We'll have every blessed goat in the place.'

He sent away three bands in three different directions, fully provisioned, and commissioned to collect goats from all quarters.

'Bring 'em up to the main mob on the common, an' the man what makes a row I'll hang in his shirt to the nearest tree. Don't leave the beggars any kind of a goat at all.'

Dick had undertaken a big contract. Cow Flat was simply infested with goats; every family owned its small flock, and the milk-supply of the township depended entirely upon the droves of nannies that grubbed for sustenance on the stony ridges or the bare, burnt stretch of common land. Probably Cow Flat was so called because nobody had ever seen anything remotely resembling a cow anywhere in the vicinity; consequently goats were hold in high esteem, for ten goats can live and prosper where one cow would die of hunger and melancholy in a month.

Jacker Mack, Peterson, and Parrot Cann had recognised their billies in the heard, but Butts was still missing. On an open space near the road by which Moonlighter's gang had come, and at a safe distance from the township, a few of the raiders held the main body of the goats. Parrot Cann, with a bag of cabbages on his shoulder, was the centre of attraction, and the dropping of an occasional leaf kept the goats pushing about him, some uprearing and straining toward the tantalising bag, others baa-ing in his face a piteous appeal. Suddenly, however, an astute billy with a flowing beard came to the rescue. He drove at Cann from the rear with masterly strategy and uncommon force, and brought him down; then in a flash boy and bag were hidden under a climbing, butting, burrowing army of goats, from the centre of which came the muffled yells of poor Parrot clipped in a hundred places by the sharp hoofs of the hungry animals.
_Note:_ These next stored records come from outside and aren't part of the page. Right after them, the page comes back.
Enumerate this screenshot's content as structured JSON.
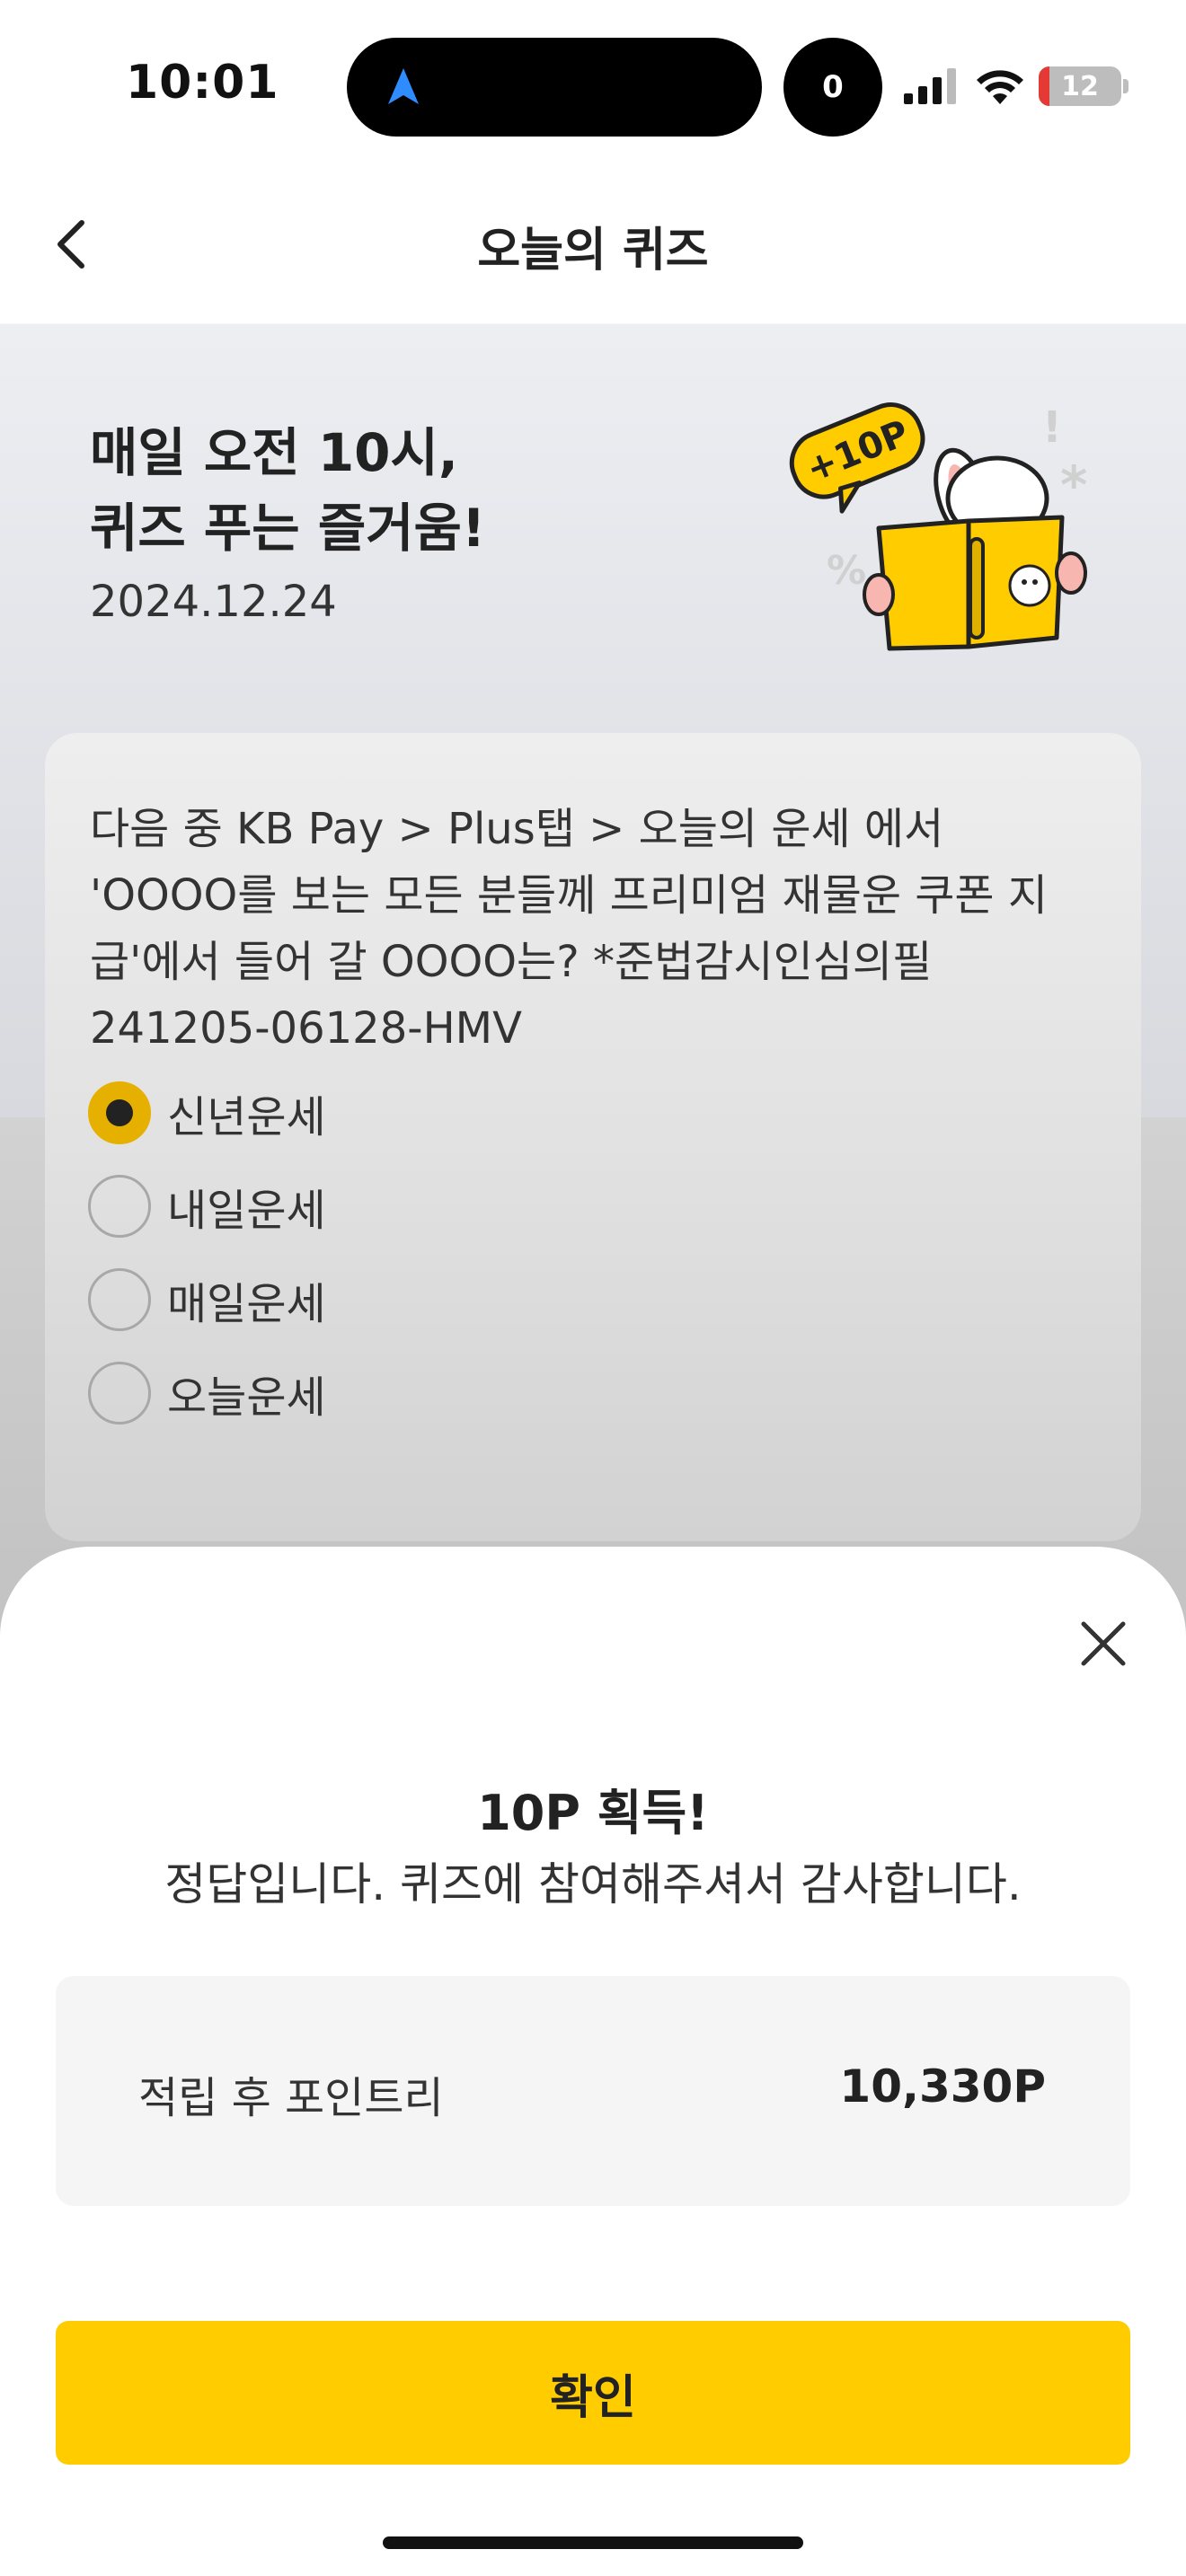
{
  "status_bar": {
    "time": "10:01",
    "notification_count": "0",
    "battery": "12"
  },
  "header": {
    "title": "오늘의 퀴즈"
  },
  "hero": {
    "title": "매일 오전 10시,\n퀴즈 푸는 즐거움!",
    "date": "2024.12.24",
    "badge": "+10P"
  },
  "quiz": {
    "question": "다음 중 KB Pay > Plus탭 > 오늘의 운세 에서 'OOOO를 보는 모든 분들께 프리미엄 재물운 쿠폰 지급'에서 들어 갈 OOOO는? *준법감시인심의필 241205-06128-HMV",
    "options": [
      {
        "label": "신년운세",
        "selected": true
      },
      {
        "label": "내일운세",
        "selected": false
      },
      {
        "label": "매일운세",
        "selected": false
      },
      {
        "label": "오늘운세",
        "selected": false
      }
    ]
  },
  "result_sheet": {
    "title": "10P 획득!",
    "message": "정답입니다. 퀴즈에 참여해주셔서 감사합니다.",
    "points_label": "적립 후 포인트리",
    "points_value": "10,330P",
    "confirm_label": "확인"
  },
  "colors": {
    "accent": "#ffcc00",
    "radio_selected": "#e6b000"
  }
}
Moonlighter promptly led a desperate charge to the rescue, and after a hard struggle Cann was dragged out, tattered and bleeding; but the bag was abandoned to the enemy.
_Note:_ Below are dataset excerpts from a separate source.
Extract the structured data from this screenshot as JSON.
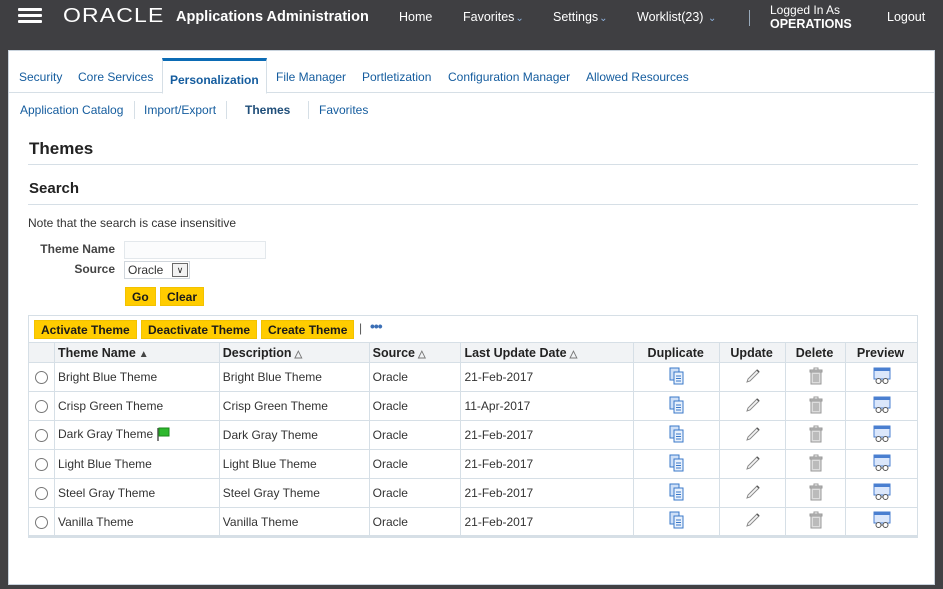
{
  "header": {
    "menu_icon": "hamburger-icon",
    "logo": "ORACLE",
    "app_title": "Applications Administration",
    "nav": [
      {
        "label": "Home",
        "has_dropdown": false
      },
      {
        "label": "Favorites",
        "has_dropdown": true
      },
      {
        "label": "Settings",
        "has_dropdown": true
      },
      {
        "label": "Worklist(23)",
        "has_dropdown": true
      }
    ],
    "dropdown_glyph": "⌄",
    "logged_in_label": "Logged In As",
    "logged_in_user": "OPERATIONS",
    "logout": "Logout"
  },
  "tabs": [
    {
      "label": "Security",
      "active": false
    },
    {
      "label": "Core Services",
      "active": false
    },
    {
      "label": "Personalization",
      "active": true
    },
    {
      "label": "File Manager",
      "active": false
    },
    {
      "label": "Portletization",
      "active": false
    },
    {
      "label": "Configuration Manager",
      "active": false
    },
    {
      "label": "Allowed Resources",
      "active": false
    }
  ],
  "subtabs": [
    {
      "label": "Application Catalog",
      "active": false
    },
    {
      "label": "Import/Export",
      "active": false
    },
    {
      "label": "Themes",
      "active": true
    },
    {
      "label": "Favorites",
      "active": false
    }
  ],
  "page_title": "Themes",
  "search": {
    "title": "Search",
    "note": "Note that the search is case insensitive",
    "theme_name_label": "Theme Name",
    "theme_name_value": "",
    "source_label": "Source",
    "source_value": "Oracle",
    "go": "Go",
    "clear": "Clear"
  },
  "toolbar": {
    "activate": "Activate Theme",
    "deactivate": "Deactivate Theme",
    "create": "Create Theme",
    "separator": "|",
    "more": "•••"
  },
  "table": {
    "columns": [
      {
        "label": "Theme Name",
        "sort": "ascending"
      },
      {
        "label": "Description",
        "sort": "none"
      },
      {
        "label": "Source",
        "sort": "none"
      },
      {
        "label": "Last Update Date",
        "sort": "none"
      },
      {
        "label": "Duplicate"
      },
      {
        "label": "Update"
      },
      {
        "label": "Delete"
      },
      {
        "label": "Preview"
      }
    ],
    "sort_asc_glyph": "▲",
    "sort_none_glyph": "△",
    "rows": [
      {
        "name": "Bright Blue Theme",
        "description": "Bright Blue Theme",
        "source": "Oracle",
        "date": "21-Feb-2017",
        "active": false
      },
      {
        "name": "Crisp Green Theme",
        "description": "Crisp Green Theme",
        "source": "Oracle",
        "date": "11-Apr-2017",
        "active": false
      },
      {
        "name": "Dark Gray Theme",
        "description": "Dark Gray Theme",
        "source": "Oracle",
        "date": "21-Feb-2017",
        "active": true
      },
      {
        "name": "Light Blue Theme",
        "description": "Light Blue Theme",
        "source": "Oracle",
        "date": "21-Feb-2017",
        "active": false
      },
      {
        "name": "Steel Gray Theme",
        "description": "Steel Gray Theme",
        "source": "Oracle",
        "date": "21-Feb-2017",
        "active": false
      },
      {
        "name": "Vanilla Theme",
        "description": "Vanilla Theme",
        "source": "Oracle",
        "date": "21-Feb-2017",
        "active": false
      }
    ]
  },
  "colors": {
    "header_bg": "#3f3f42",
    "accent_blue": "#0b6bb5",
    "link_blue": "#145c9e",
    "button_yellow": "#ffcc00",
    "flag_green": "#2db82d"
  }
}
In about twenty minutes Jacker Mack and a couple of subordinates brought up a herd gathered from the hill on the left bank of the creek; Peterson came soon after with a good mob from the right, and Dolf Belman and another followed with a score or so from about the houses. But still Butts had not been captured.

'You fellers take 'em on slowly,' said Moonlighter. Me an' Gardiner'll go back an' have a try after Butts.' Ted McKnight represented Gardiner in this enterprise.

The hunt for Butts had to be conducted with great circumspection. The boys crept from place to place; Dick called the goat's name softly at all outhouses and enclosures, and won a response after a search of over a quarter of an hour, Butts's familiar 'baa' answering from the interior of a stable in a back yard. Ted was stationed to keep 'nit,' and Dick stole into the yard, broke his way into the stable, and was leading the huge billy out of captivity when the savage barking of a dog broke the silence; and then an adjacent window was thrown up and a woman's voice called 'Thieves!' and 'Fire!